O navio por si só era bem simples, uma escuna bonita que não tinha lá muitos recursos alimentícios. Possuía na sua parte logo abaixo do quarto uma cozinha e quartos feitos para caberem muitas pessoas. Mesmo assim, era impossível de se imaginar que ele caberia todas aquelas pessoas sem ficar desconfortável. Não que conforto fosse importante para eles naquele momento. Na melhor das situações o barco caberia umas quinze pessoas de maneira talvez confortável, com umas sete ou oito pessoas em cada um dos quartos. Mas ali eles estavam numerando facilmente os vinte e cinco. Só na comitiva que veio com Azura e Garfield já numeravam boa parte do espaço que seria disponível com Azura, Garfield, Lenora, M-4, Katie, Hugo, Snowflake. Com a chegada de quase vinte feridos então a situação ficava crítica.

M-3 era a menos ferida de todos, na verdade ela estava com um simples arranhão no braço e por isso foi prontamente ignorada por Lenora e Katie que já analisavam o estado dos outros. O fato deles terem conseguido andar até lá fora considerado pelas médicas um fator muito positivo, apesar de todos estarem ensaguentados e com diversos hematomas.
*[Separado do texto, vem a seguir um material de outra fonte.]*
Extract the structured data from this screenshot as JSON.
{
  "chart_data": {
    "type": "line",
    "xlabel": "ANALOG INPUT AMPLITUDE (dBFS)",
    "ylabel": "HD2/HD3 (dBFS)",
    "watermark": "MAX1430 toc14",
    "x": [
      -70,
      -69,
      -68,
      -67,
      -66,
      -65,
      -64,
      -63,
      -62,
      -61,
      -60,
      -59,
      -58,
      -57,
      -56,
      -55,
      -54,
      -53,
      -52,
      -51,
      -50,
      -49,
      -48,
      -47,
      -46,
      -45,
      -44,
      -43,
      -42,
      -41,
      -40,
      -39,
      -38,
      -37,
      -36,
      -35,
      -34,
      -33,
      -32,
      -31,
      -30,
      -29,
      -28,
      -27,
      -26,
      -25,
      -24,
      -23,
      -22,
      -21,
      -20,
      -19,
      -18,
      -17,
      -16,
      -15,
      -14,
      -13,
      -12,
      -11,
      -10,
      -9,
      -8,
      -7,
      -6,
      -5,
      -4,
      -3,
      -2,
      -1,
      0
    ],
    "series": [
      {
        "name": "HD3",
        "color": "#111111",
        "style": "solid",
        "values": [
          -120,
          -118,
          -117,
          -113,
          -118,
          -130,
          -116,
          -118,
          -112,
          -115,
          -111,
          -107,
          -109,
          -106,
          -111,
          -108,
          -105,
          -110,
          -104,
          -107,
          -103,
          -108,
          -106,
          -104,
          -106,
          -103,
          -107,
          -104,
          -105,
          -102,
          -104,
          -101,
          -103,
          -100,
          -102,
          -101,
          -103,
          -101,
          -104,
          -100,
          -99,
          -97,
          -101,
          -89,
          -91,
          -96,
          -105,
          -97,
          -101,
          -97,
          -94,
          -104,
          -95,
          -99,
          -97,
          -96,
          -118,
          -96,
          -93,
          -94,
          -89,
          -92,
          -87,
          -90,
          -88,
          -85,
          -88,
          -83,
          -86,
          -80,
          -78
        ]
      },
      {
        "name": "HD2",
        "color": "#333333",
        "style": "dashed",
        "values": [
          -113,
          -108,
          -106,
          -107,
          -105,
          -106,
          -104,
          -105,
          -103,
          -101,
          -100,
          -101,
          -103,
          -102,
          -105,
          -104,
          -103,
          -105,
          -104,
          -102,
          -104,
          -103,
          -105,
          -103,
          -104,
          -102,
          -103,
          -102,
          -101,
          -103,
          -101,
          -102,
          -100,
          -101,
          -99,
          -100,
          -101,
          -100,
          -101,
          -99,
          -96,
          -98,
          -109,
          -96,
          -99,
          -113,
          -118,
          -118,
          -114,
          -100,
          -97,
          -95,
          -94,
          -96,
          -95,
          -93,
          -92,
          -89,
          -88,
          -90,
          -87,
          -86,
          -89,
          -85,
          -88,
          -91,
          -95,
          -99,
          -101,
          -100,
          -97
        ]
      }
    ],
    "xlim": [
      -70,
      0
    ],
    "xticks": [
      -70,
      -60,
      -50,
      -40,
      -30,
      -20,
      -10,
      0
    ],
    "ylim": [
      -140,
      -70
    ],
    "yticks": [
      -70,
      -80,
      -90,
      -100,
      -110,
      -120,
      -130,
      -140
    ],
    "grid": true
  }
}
Azura e Garfield viam então um sinal de M-4 para se aproximarem. - Quando todos embarcarem nós partiremos. Não será o melhor cenário para as duas tratarem os feridos, mas não podemos ficar aqui esperando a marinha nos achar. - Falava a loira olhando para o estado de todos ali e focando principalmente no estado de M-2, a irmã da comandante estava sangrando pela cabeça e por um longo corte que machucou o braço esquerdo dela. Foi quando Azura notou que todos os resgatados ali pareciam ser revolucionários e que os ajudantes de M-2 e M-3 pareciam simplesmente não existirem ali. Será que todos haviam sido sacrificados pelo salvamento dos revolucionários? Teriam se separado para partir com seu próprio navio? Era difícil para ela saber e provavelmente não era o momento ideal para perguntar. - Quando partirmos, vocês podem ficar a cargo de vigiar os arredores no mar? Precisamos encontrar o navio que Duncan e os outros invadiram para pegarmos as armas e partir para a Grand Line. - Falava a moça já indicando o que teriam que fazer.

Ferimentos escreveu:
Azura
Corte cicatrizando, pode retirar os pontos em 6/6 posts
Tiros tratados, vão parar de incomodar/doer em 6/6 posts

Garfield:
Basicamente todo o tronco está enfaixado, sentindo uma dor linda. A dor passará em 6/6 posts
Fraqueza pela perda massiva de sangue, irá se recuperando aos poucos, ficando perfeito em 6/8 posts
Após a dor passar e a retirada das faixas, verá que está com uma nova cicatriz que vai do ombro esquerdo até o umbigo


Faust, Duncan e Naomi
Cada um dos três pensava em alguma coisa específica. O único que pensava na hipótese da isca estar sendo atacada por Cruzis era Duncan, um alívio para ele, pois tinha medo da possível reação que Yumi teria se pensasse naquilo. Esta, junto de Faust, estavam bem mais interessados no marinheiro machucado. Uma preocupada com o possível conhecimento que este poderia ter de Duncan, o outro simplesmente curioso como sempre indagava algo besta para o homem. Via o marinheiro olhando-o com uma vontade clara de talvez socar aquele civil. - Isso seria tudo, menos uma promoção. - Reclamou em tom claro o homem. - Me machuquei ontem num ataque idiota que teve nas docas e por isso agora o capitão achou melhor eu viajar e relaxar um pouco para esquecer. - Falava o homem explicando orgulhoso que aquilo não era algo comum e nem viraria rotina dele. Com aquela fala, Naomi poderia relaxar um pouco, pois não fora no ataque que Duncan participou que aquele marinheiro havia se machucado. Até mesmo porque se fosse, provavelmente ele não estaria tão calmo em sua atuação, ele prontamente falava que iria examinar as armas para ver se tudo estava certo por ali.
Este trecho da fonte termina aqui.